LOS ANGELES — The Los Angeles County Metropolitan Transportation Authority on Monday released the final environmental impact report for the nine-mile Westside Subway extension project estimated to cost between $5.6 billion and $6.2 billion.
The Metro board will make final decisions about the project at its April 26 board meeting.
The completion of the final EIR document marks a crucial milestone in Metro’s efforts to extend the line from Hollywood to the city’s Westside, as it will help secure federal funding as the project moves into its design phase, Los Angeles Mayor Antonio Villaraigosa, who is also Metro board chair, said in a statement.
The Westside Subway project would connect Westwood to the Red Line that runs from Hollywood to downtown Los Angeles. It is the most costly of the $15.2 billion in projects planned by Metro, which also includes a downtown regional connector and expansion of transit lines in the San Fernando and San Gabriel valleys.
After Metro’s board approves the EIR and the study gets a record of decision from the Federal Transit Administration, the project can enter the final design phase.

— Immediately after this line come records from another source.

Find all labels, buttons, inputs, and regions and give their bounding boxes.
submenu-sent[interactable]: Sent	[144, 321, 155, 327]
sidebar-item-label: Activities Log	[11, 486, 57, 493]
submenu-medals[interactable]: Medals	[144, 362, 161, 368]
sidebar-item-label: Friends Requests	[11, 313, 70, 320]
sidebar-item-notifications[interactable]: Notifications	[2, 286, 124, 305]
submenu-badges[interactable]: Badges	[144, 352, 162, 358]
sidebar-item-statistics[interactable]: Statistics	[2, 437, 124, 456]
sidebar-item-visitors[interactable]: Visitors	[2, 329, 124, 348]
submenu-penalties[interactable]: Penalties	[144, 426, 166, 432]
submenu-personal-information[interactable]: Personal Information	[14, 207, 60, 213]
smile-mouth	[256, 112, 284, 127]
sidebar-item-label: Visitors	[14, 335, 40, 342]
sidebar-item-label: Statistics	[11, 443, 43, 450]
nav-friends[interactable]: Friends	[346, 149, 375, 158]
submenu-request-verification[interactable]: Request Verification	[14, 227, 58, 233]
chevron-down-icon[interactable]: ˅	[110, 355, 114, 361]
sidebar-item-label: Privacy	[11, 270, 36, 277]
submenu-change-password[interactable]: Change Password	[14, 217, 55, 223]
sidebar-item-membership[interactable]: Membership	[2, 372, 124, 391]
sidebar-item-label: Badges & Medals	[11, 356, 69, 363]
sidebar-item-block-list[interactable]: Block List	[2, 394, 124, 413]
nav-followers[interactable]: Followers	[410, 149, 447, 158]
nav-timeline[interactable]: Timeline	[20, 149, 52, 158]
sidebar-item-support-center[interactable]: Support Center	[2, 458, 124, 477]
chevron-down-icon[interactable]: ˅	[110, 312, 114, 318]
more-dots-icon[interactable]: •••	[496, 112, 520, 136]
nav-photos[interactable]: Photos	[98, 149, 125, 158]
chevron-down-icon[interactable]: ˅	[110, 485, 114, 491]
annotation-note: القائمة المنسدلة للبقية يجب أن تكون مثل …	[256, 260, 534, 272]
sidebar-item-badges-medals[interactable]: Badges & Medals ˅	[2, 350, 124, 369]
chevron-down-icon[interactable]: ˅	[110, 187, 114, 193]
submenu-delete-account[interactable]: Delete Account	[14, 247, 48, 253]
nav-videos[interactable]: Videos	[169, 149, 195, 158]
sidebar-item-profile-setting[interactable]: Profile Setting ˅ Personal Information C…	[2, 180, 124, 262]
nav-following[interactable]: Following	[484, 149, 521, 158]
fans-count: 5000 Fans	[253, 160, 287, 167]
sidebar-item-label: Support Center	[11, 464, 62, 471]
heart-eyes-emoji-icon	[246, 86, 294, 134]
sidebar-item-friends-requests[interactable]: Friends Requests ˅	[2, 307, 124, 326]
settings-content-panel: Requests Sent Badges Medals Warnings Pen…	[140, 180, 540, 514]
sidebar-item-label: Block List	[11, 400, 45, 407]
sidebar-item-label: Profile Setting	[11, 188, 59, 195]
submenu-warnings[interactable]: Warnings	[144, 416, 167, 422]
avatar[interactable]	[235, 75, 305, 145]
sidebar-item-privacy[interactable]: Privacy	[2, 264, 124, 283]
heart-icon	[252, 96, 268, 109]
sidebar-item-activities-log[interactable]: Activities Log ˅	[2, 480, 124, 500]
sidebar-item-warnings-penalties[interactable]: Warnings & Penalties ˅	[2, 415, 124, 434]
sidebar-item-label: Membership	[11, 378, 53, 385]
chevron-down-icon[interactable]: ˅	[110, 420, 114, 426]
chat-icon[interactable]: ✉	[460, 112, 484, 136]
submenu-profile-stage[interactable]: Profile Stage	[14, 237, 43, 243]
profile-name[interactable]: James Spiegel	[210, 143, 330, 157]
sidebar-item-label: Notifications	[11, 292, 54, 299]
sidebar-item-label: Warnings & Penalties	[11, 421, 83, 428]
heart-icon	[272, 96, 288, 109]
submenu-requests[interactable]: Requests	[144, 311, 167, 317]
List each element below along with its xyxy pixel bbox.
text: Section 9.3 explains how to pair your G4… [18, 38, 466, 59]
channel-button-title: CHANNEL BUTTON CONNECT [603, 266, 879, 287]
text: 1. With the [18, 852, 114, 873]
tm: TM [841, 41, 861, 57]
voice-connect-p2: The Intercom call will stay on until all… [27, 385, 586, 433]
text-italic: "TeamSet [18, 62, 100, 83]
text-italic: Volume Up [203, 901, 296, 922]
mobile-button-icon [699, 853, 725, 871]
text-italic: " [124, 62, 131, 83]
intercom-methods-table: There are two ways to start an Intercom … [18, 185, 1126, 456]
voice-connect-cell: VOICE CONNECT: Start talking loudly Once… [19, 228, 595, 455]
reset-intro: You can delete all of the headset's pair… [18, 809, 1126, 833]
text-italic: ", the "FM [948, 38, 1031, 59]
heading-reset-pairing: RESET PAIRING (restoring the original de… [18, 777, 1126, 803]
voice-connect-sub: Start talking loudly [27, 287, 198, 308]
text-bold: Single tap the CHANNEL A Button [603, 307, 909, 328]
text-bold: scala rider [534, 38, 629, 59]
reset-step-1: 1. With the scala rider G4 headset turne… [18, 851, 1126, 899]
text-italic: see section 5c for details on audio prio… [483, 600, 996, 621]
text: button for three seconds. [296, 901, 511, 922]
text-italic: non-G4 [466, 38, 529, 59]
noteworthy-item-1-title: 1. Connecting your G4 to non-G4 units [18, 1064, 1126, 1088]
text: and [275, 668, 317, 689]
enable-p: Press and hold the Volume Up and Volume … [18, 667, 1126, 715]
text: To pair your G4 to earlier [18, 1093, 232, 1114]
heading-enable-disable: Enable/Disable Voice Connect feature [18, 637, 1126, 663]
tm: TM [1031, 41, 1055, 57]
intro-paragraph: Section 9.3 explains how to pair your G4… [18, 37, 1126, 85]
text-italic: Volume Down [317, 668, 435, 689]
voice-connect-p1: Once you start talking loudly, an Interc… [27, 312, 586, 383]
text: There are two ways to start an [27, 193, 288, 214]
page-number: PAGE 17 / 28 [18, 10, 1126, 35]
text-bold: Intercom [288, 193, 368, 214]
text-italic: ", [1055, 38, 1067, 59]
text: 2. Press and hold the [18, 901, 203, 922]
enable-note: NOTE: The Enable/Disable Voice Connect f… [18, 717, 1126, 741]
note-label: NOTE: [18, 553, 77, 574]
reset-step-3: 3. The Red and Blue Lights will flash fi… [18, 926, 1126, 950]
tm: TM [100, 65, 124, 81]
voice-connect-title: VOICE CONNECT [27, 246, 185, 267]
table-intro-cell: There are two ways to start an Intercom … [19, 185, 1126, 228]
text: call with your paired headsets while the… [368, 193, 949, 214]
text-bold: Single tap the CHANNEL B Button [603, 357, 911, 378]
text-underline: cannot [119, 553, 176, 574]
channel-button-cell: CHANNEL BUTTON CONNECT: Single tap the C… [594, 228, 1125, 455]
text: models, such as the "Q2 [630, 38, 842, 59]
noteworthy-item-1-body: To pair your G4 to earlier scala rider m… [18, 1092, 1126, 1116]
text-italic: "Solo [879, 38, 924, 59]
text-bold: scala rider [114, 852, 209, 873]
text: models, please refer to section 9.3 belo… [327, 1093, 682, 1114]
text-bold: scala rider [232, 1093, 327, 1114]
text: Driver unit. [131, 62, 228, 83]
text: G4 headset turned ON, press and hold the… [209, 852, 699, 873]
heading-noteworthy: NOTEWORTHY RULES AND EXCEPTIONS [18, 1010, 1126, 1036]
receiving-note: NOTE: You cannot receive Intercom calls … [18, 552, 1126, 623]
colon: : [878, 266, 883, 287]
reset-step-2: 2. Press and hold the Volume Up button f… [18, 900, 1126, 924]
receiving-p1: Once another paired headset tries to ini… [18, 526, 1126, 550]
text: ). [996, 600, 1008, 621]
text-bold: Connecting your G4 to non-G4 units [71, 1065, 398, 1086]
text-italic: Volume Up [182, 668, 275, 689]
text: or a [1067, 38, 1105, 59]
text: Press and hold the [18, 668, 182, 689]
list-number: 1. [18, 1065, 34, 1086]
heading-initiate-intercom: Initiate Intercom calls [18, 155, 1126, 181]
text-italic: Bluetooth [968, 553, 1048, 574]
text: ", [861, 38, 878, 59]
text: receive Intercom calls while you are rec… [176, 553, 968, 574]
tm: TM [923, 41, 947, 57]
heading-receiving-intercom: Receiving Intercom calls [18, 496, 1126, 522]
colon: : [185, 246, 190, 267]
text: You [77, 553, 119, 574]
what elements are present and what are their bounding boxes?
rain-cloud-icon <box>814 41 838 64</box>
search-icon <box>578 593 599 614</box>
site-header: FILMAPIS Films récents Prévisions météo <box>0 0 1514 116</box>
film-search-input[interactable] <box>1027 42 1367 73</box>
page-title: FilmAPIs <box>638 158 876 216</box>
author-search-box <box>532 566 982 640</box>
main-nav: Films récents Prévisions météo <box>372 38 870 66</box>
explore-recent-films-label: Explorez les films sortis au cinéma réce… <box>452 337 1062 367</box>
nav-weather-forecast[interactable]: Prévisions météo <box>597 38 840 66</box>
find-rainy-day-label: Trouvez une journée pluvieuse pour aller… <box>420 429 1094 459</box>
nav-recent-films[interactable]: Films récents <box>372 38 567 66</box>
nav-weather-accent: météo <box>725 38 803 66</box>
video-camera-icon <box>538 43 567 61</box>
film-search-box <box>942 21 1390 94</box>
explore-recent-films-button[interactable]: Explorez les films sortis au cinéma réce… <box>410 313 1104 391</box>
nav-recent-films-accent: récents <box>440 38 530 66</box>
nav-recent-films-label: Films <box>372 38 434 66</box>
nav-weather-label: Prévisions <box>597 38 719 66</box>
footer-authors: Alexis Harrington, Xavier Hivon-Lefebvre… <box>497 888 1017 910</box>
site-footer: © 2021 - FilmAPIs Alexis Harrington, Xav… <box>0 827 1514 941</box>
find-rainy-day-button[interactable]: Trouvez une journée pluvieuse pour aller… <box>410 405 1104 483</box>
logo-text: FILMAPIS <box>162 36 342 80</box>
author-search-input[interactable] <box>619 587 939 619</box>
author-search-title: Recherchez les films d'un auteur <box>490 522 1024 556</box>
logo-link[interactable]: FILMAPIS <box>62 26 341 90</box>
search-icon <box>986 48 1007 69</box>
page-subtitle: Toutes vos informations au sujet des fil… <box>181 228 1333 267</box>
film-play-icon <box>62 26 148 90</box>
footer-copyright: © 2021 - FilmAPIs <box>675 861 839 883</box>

Metro hopes to break ground by 2013.
Metro staff have proposed two construction schedules. One proposal is based on all the funding elements of the mayor’s accelerated plan to build 30 years worth of projects in 10 years, called America Fast Forward, and another follows the agency’s 30-year long range plan to its natural conclusion.
The $109 billion transportation bill passed by the U.S. Senate last week contains funding for a low-interest loan program that would help speed completion of the 12 rail projects proposed by the agency. The bill still has to pass the House and may not come to a vote there.
If all sources of funding fall into place to achieve the mayor’s accelerated 10-year timeline, the entire line could be completed by 2022. If not, the line would be constructed in three phases, with the first section completed by 2022 and the final phase in 2036.
The cost for the speedier plan is estimated at $5.66 billion dollars, while the three-phased plan would cost $6.29 billion.
If Congress puts all the pieces in place, Metro expects to be first in line at the U.S. Department of Transportation’s door. It is seeking $3 billion in loans, which would be repaid from a half-cent sales tax. The loans, however, will not be enough to fund all the projects.
Metro hoped to fund $5.8 billion of the total long-range plan’s cost using a new class of qualified tax-credit bonds called qualified transportation improvement bonds. Legislation establishing those bonds is stuck in the House and was not included in the Senate’s recent bill.
The proposed bonds, issued by state or local issuers, would be taxable, and the federal government would subsidize most or all of the interest costs by granting investors annual tax credits in lieu of interest.
Alternatively, Metro hopes to extend Measure R, a half-cent sales tax, beyond its 2039 expiration date. California Assemblyman Mike Feuer, D-L.A., introduced legislation in February that would place the proposal, which has an as-yet-undefined expiration date, on the county’s November ballot. It would require a two-thirds majority to pass.
President Obama set aside $50 million for the Westside extension and $31 million for the regional connector in his budget. But Congress still needs to approve the appropriations.